Variable annuity provider Jefferson National is adding more alternative mutual fund products to its lineup in anticipation of greater advisor adoption of these hot strategies.
Specifically, Jefferson National is adding the new BCM Decathlon Series of three, quantitative, ETF-based strategies; the Power Income VIT from W.E. Donoghue & Co; and the Hatteras Alpha Hedged Strategies Fund, a daily liquid, fully transparent fund of funds offering exposure to multiple hedge fund managers and strategies.
The firm is also adding the Invesco VI Balanced-Risk Allocation II, the Legg Mason Dynamic Multi-Strategy VIT II, the Janus Aspen Protected -- Growth Portfolio, the Fidelity VIP FundsManager portfolios; and three ETF-based Target Date Funds from Wilshire Funds Management.

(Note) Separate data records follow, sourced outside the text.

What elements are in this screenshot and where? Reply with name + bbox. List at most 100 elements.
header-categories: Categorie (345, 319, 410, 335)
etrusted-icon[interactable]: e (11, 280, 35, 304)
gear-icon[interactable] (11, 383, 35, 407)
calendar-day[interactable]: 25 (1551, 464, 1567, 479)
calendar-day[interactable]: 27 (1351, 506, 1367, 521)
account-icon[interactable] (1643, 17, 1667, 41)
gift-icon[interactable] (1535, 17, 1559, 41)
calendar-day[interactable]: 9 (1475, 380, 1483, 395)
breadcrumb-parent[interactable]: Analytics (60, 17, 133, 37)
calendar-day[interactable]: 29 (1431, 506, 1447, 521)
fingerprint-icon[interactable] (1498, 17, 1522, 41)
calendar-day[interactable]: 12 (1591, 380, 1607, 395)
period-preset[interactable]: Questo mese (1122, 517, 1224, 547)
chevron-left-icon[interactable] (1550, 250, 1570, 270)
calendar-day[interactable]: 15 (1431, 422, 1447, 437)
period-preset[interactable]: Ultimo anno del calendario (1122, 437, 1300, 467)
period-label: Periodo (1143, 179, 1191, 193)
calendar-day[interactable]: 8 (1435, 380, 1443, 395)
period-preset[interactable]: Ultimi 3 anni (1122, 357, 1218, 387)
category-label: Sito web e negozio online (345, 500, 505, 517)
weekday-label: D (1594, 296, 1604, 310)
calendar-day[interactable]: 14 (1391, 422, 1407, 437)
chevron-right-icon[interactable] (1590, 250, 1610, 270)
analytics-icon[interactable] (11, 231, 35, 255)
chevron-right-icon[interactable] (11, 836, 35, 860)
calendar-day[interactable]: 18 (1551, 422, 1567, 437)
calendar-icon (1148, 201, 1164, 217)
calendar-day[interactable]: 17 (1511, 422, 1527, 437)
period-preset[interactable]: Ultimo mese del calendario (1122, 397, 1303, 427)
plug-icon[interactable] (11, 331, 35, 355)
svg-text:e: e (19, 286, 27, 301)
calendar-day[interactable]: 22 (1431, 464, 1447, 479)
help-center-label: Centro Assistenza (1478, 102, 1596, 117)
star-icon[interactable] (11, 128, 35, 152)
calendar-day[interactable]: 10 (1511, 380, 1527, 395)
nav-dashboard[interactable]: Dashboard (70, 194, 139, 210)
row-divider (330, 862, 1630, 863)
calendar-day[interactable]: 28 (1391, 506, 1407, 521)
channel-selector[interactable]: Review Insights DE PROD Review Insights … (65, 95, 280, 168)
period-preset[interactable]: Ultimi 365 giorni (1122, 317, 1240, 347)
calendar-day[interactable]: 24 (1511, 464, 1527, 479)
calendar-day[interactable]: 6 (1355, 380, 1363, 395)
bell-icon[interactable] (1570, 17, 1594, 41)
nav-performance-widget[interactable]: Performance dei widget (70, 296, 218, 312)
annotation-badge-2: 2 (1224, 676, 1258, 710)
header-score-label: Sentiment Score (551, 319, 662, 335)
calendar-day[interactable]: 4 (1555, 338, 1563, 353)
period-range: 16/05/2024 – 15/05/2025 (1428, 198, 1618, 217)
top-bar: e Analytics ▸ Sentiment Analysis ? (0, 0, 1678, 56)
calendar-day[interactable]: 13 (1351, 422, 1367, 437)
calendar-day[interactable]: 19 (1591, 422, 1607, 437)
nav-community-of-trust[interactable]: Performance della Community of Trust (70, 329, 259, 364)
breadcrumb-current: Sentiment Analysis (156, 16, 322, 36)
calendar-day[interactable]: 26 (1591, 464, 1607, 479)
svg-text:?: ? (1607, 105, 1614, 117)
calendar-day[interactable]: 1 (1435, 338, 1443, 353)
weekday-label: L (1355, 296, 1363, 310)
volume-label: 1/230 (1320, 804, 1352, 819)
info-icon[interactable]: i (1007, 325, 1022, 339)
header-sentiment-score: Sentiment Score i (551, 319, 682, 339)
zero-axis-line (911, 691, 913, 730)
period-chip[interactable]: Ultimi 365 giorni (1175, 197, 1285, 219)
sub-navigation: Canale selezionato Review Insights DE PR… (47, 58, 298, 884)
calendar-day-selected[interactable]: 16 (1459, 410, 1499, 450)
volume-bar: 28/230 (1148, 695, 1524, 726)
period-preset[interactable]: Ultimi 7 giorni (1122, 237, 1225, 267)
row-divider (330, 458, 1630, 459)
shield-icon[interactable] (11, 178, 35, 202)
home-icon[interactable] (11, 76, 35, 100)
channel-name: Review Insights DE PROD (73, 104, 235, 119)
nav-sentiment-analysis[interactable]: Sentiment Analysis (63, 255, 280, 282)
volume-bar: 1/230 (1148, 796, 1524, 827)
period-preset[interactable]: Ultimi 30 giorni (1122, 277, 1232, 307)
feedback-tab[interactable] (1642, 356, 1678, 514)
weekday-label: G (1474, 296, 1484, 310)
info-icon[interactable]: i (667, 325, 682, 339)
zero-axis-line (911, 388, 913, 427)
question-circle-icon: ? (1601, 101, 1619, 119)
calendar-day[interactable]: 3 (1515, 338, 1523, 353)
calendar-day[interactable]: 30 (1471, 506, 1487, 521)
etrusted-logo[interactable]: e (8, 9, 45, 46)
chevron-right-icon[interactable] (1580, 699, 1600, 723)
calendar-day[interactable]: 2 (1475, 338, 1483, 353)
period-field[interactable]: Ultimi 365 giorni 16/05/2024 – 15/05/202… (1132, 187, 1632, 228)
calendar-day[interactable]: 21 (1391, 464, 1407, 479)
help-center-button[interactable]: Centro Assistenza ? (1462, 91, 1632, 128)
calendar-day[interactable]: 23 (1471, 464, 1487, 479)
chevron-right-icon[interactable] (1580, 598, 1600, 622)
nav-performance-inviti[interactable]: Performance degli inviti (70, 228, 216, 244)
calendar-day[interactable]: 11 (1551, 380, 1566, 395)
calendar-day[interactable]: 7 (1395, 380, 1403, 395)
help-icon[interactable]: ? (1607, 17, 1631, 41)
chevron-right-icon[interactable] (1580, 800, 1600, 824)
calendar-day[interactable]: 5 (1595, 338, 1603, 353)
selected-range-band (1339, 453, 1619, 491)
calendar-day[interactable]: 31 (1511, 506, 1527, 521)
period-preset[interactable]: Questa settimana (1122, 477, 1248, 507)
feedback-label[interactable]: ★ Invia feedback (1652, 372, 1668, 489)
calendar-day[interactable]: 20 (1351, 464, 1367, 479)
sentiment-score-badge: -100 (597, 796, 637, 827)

"A growing number of RIAs and fee-based advisors are using alternatives to achieve greater diversification and downside protection in this challenging market--and our surveys show that nearly two-thirds of advisors think alternatives will become more important than traditional asset classes," stated Laurence Greenberg, president, Jefferson National.
"But as we recently discussed with a panel of industry experts at the NAPFA National Conference, for many advisors tax-inefficiency can be a big barrier to using alternatives. Our latest addition of alternative strategy investment options goes right to this point."